In generale, vari gruppi d’invertebrati fungono da ottimi indicatori a livello di biotopi,
habitat e aree geografiche d’estensione relativamente ridotta, mentre i vertebrati
superiori (uccelli e mammiferi) risultano essere più idonei a monitorare habitat e
paesaggi.
In particolare, gli uccelli sono stati più volte utilizzati per valutazioni su larga scala
della qualità ambientale e per la pianificazione dell’uso del territorio, trattandosi del
gruppo di vertebrati terrestri più ricco di specie e più facilmente osservabile. Nel caso
dello studio delle alterazioni chimiche dell’ambiente, uccelli e mammiferi, come
strumento di monitoraggio, si differenziano dagli altri gruppi animali a causa della
differente sensibilità ai disturbi: in questo caso il carattere che li contraddistingue
dagli invertebrati, normalmente utilizzati come bioindicatori, è l’elevata longevità. Si
può considerare come esempio l’impiego di piccoli animali quale il riccio comune nel
monitoraggio di pesticidi organofosfati ed organoclorati mediante l’impiego delle
carcasse rinvenute sulle tratte stradali derivanti da incidenti stradali (studi preliminari
condotti sul comprensorio aquilano dalla A.S.L. n°04 Servizio Veterinario IAPZ,
anno 2007 e 2008 – Dr. Alessio Durastante). Gli stessi possono rappresentare un
ampio e specifico sistema di monitoraggio da inquinamento in quanto specie di
notevole presenza e abbondanza nel territorio italiano.

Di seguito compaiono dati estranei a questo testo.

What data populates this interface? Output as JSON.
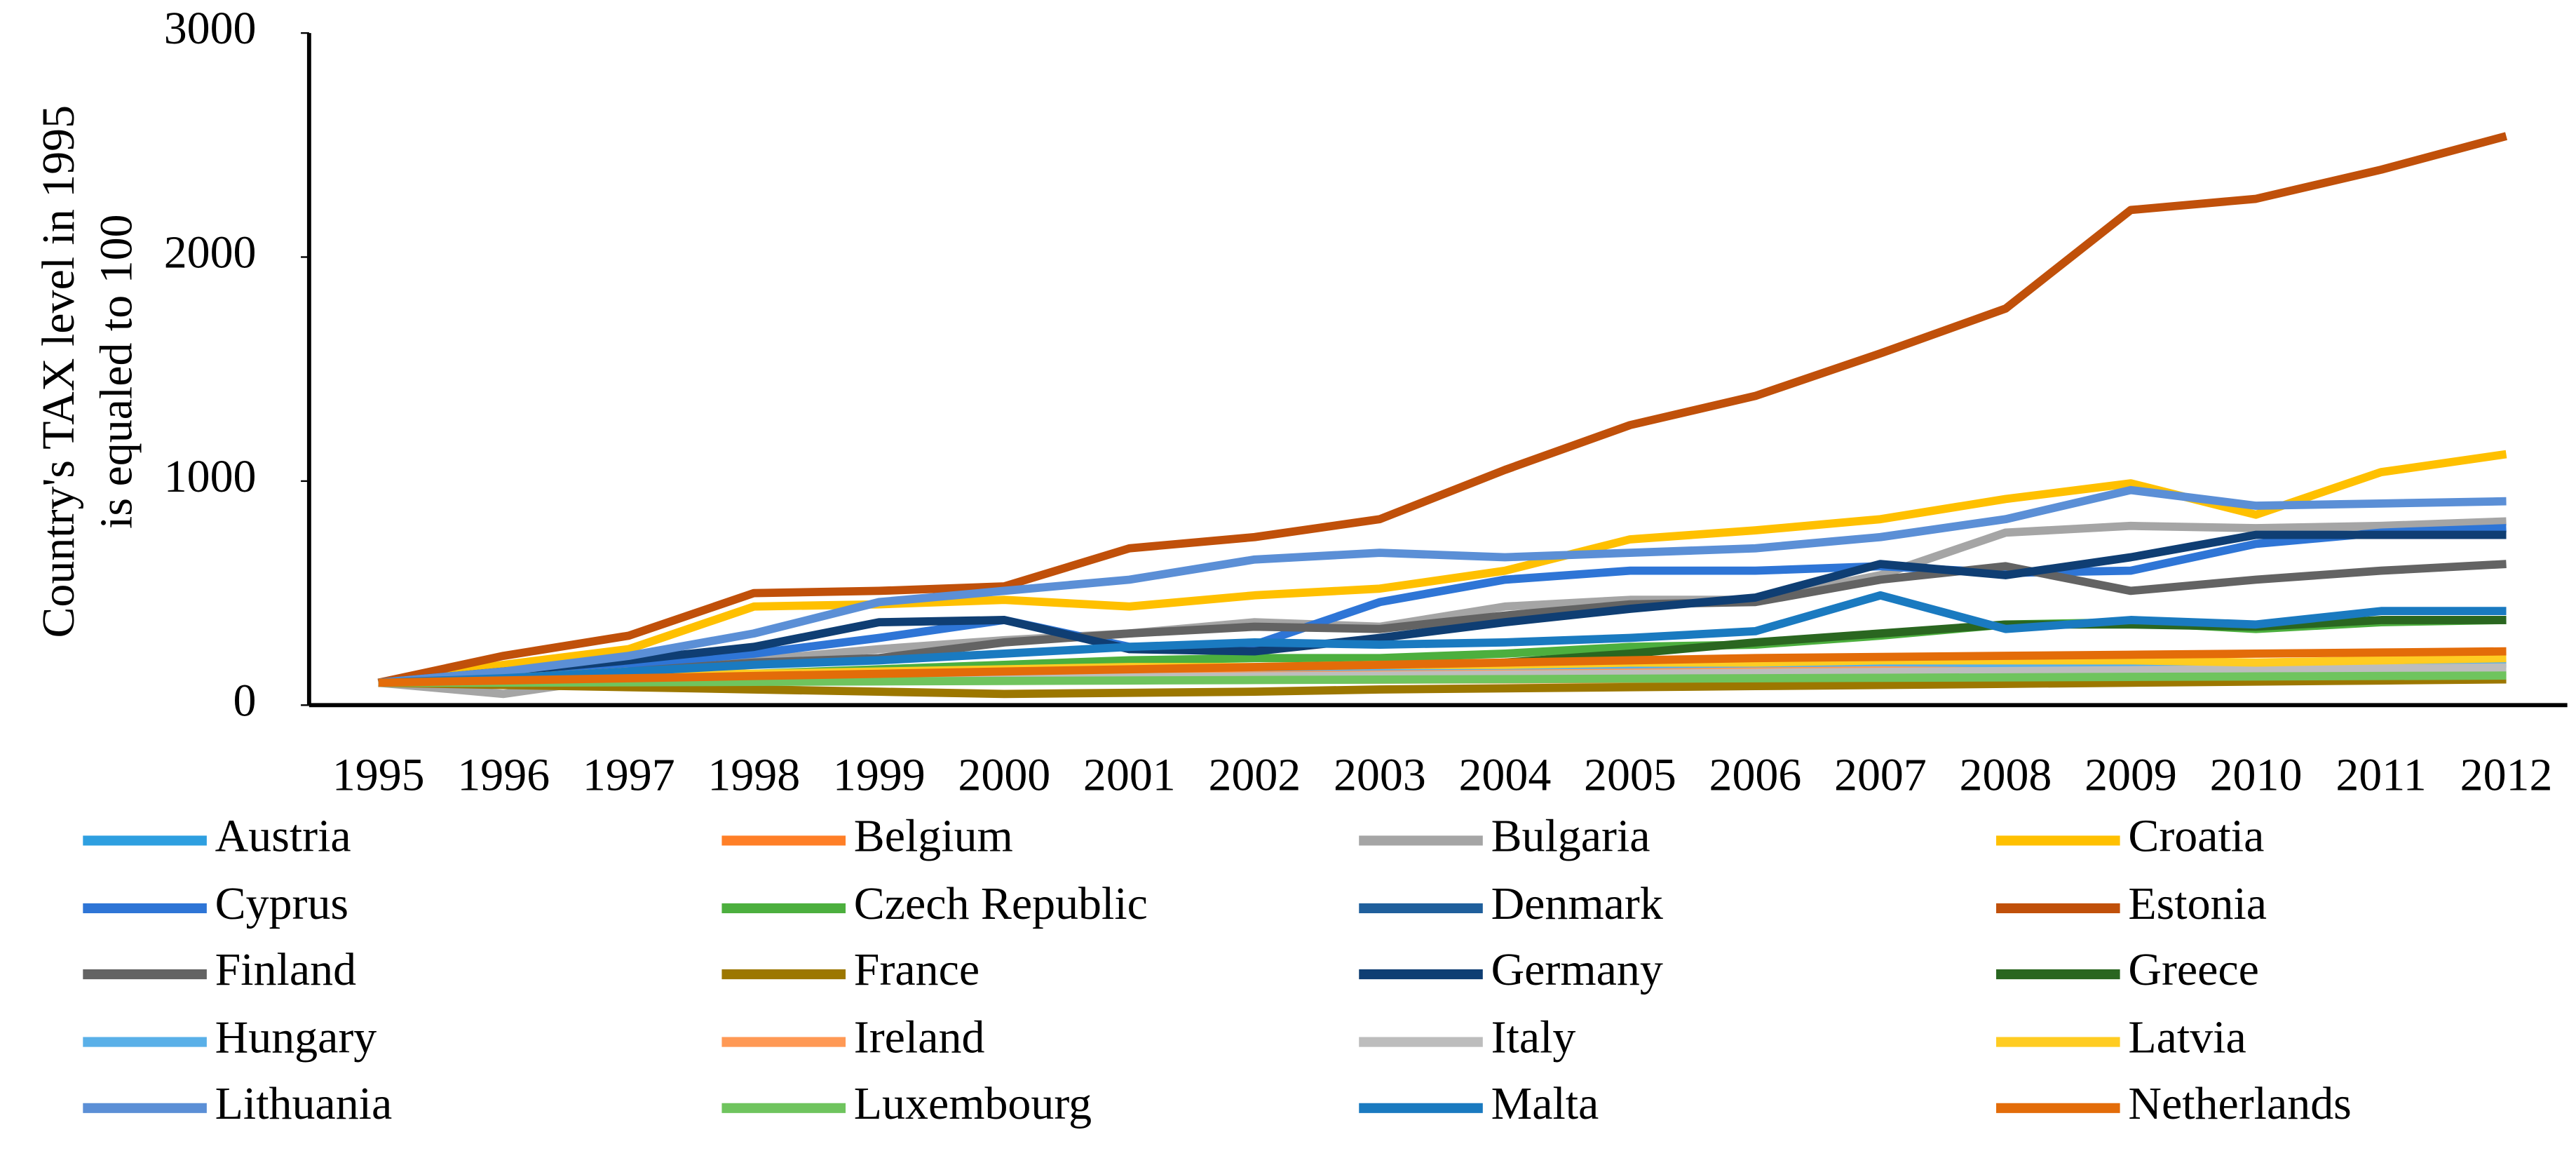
{
  "chart_data": {
    "type": "line",
    "y_label": [
      "Country's TAX level in 1995",
      "is equaled to 100"
    ],
    "categories": [
      "1995",
      "1996",
      "1997",
      "1998",
      "1999",
      "2000",
      "2001",
      "2002",
      "2003",
      "2004",
      "2005",
      "2006",
      "2007",
      "2008",
      "2009",
      "2010",
      "2011",
      "2012"
    ],
    "ylim": [
      0,
      3000
    ],
    "yticks": [
      0,
      1000,
      2000,
      3000
    ],
    "series": [
      {
        "name": "Austria",
        "color": "#2e9fe0",
        "values": [
          100,
          105,
          110,
          115,
          118,
          120,
          122,
          125,
          128,
          130,
          132,
          135,
          138,
          140,
          142,
          145,
          148,
          150
        ]
      },
      {
        "name": "Belgium",
        "color": "#ff7f27",
        "values": [
          100,
          102,
          104,
          106,
          108,
          110,
          112,
          113,
          114,
          115,
          116,
          118,
          120,
          122,
          124,
          126,
          128,
          130
        ]
      },
      {
        "name": "Bulgaria",
        "color": "#a5a5a5",
        "values": [
          100,
          50,
          130,
          200,
          250,
          290,
          320,
          370,
          350,
          440,
          470,
          470,
          580,
          770,
          800,
          790,
          800,
          820
        ]
      },
      {
        "name": "Croatia",
        "color": "#ffc000",
        "values": [
          100,
          180,
          250,
          440,
          450,
          470,
          440,
          490,
          520,
          600,
          740,
          780,
          830,
          920,
          990,
          850,
          1040,
          1120
        ]
      },
      {
        "name": "Cyprus",
        "color": "#2e75d6",
        "values": [
          100,
          140,
          180,
          230,
          300,
          380,
          260,
          270,
          460,
          560,
          600,
          600,
          620,
          590,
          600,
          720,
          770,
          790
        ]
      },
      {
        "name": "Czech Republic",
        "color": "#4caf3e",
        "values": [
          100,
          110,
          120,
          140,
          160,
          180,
          200,
          210,
          210,
          230,
          260,
          270,
          310,
          360,
          370,
          340,
          370,
          380
        ]
      },
      {
        "name": "Denmark",
        "color": "#1f5f9c",
        "values": [
          100,
          105,
          110,
          115,
          120,
          125,
          130,
          135,
          140,
          145,
          150,
          155,
          160,
          165,
          170,
          175,
          180,
          185
        ]
      },
      {
        "name": "Estonia",
        "color": "#c0500a",
        "values": [
          100,
          220,
          310,
          500,
          510,
          530,
          700,
          750,
          830,
          1050,
          1250,
          1380,
          1570,
          1770,
          2210,
          2260,
          2390,
          2540
        ]
      },
      {
        "name": "Finland",
        "color": "#636363",
        "values": [
          100,
          120,
          150,
          190,
          210,
          280,
          320,
          350,
          340,
          400,
          450,
          460,
          560,
          620,
          510,
          560,
          600,
          630
        ]
      },
      {
        "name": "France",
        "color": "#9c7700",
        "values": [
          100,
          90,
          80,
          70,
          60,
          50,
          55,
          60,
          70,
          75,
          80,
          85,
          90,
          95,
          100,
          105,
          110,
          115
        ]
      },
      {
        "name": "Germany",
        "color": "#0f3e73",
        "values": [
          100,
          150,
          200,
          260,
          370,
          380,
          250,
          240,
          300,
          370,
          430,
          480,
          630,
          580,
          660,
          760,
          760,
          760
        ]
      },
      {
        "name": "Greece",
        "color": "#2a6620",
        "values": [
          100,
          110,
          110,
          120,
          130,
          140,
          150,
          160,
          170,
          190,
          230,
          280,
          320,
          360,
          360,
          350,
          380,
          380
        ]
      },
      {
        "name": "Hungary",
        "color": "#5ab0e8",
        "values": [
          100,
          110,
          115,
          120,
          125,
          130,
          135,
          140,
          145,
          150,
          155,
          160,
          165,
          170,
          175,
          180,
          185,
          190
        ]
      },
      {
        "name": "Ireland",
        "color": "#ff9955",
        "values": [
          100,
          108,
          112,
          118,
          122,
          128,
          130,
          132,
          136,
          140,
          145,
          150,
          155,
          150,
          140,
          135,
          138,
          140
        ]
      },
      {
        "name": "Italy",
        "color": "#bdbdbd",
        "values": [
          100,
          104,
          108,
          112,
          116,
          120,
          124,
          128,
          132,
          136,
          140,
          144,
          148,
          152,
          156,
          160,
          164,
          168
        ]
      },
      {
        "name": "Latvia",
        "color": "#ffcc22",
        "values": [
          100,
          120,
          150,
          140,
          150,
          160,
          170,
          170,
          180,
          180,
          190,
          190,
          200,
          200,
          200,
          190,
          200,
          210
        ]
      },
      {
        "name": "Lithuania",
        "color": "#5b8fd6",
        "values": [
          100,
          150,
          220,
          320,
          460,
          510,
          560,
          650,
          680,
          660,
          680,
          700,
          750,
          830,
          960,
          890,
          900,
          910
        ]
      },
      {
        "name": "Luxembourg",
        "color": "#6fc45e",
        "values": [
          100,
          100,
          102,
          104,
          106,
          108,
          110,
          112,
          114,
          116,
          118,
          120,
          122,
          124,
          126,
          128,
          130,
          132
        ]
      },
      {
        "name": "Malta",
        "color": "#1a7ac0",
        "values": [
          100,
          120,
          150,
          180,
          200,
          230,
          260,
          280,
          270,
          280,
          300,
          330,
          490,
          340,
          380,
          360,
          420,
          420
        ]
      },
      {
        "name": "Netherlands",
        "color": "#e36c09",
        "values": [
          100,
          110,
          120,
          130,
          140,
          150,
          160,
          170,
          180,
          190,
          200,
          210,
          215,
          220,
          225,
          230,
          235,
          240
        ]
      }
    ]
  }
}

Inoltre mammiferi e uccelli, come peraltro gli invertebrati, vivono in svariate
tipologie ambientali (ubiquità), il che ne consente l’utilizzo come bioindicatori in
diverse circostanze.
Concludendo per numerosi e complessi motivi, gli uccelli ed i mammiferi risultano
essere ottimi indicatori indispensabili sia in studi di monitoraggio, sia in studi
finalizzati al ripristino ambientale. Va tuttavia precisato che i differenti gruppi
d’animali, così come le differenti specie, rispondono in modo diverso a disturbi simili
e che le risposte possono apparire diverse in funzione della scala alla quale si sta
indagando. Pertanto la scelta dell’indicatore diviene di fondamentale importanza e
deve essere sempre attuata in funzione del tipo di disturbo indagato e della scala alla
quale si deve effettuare il monitoraggio.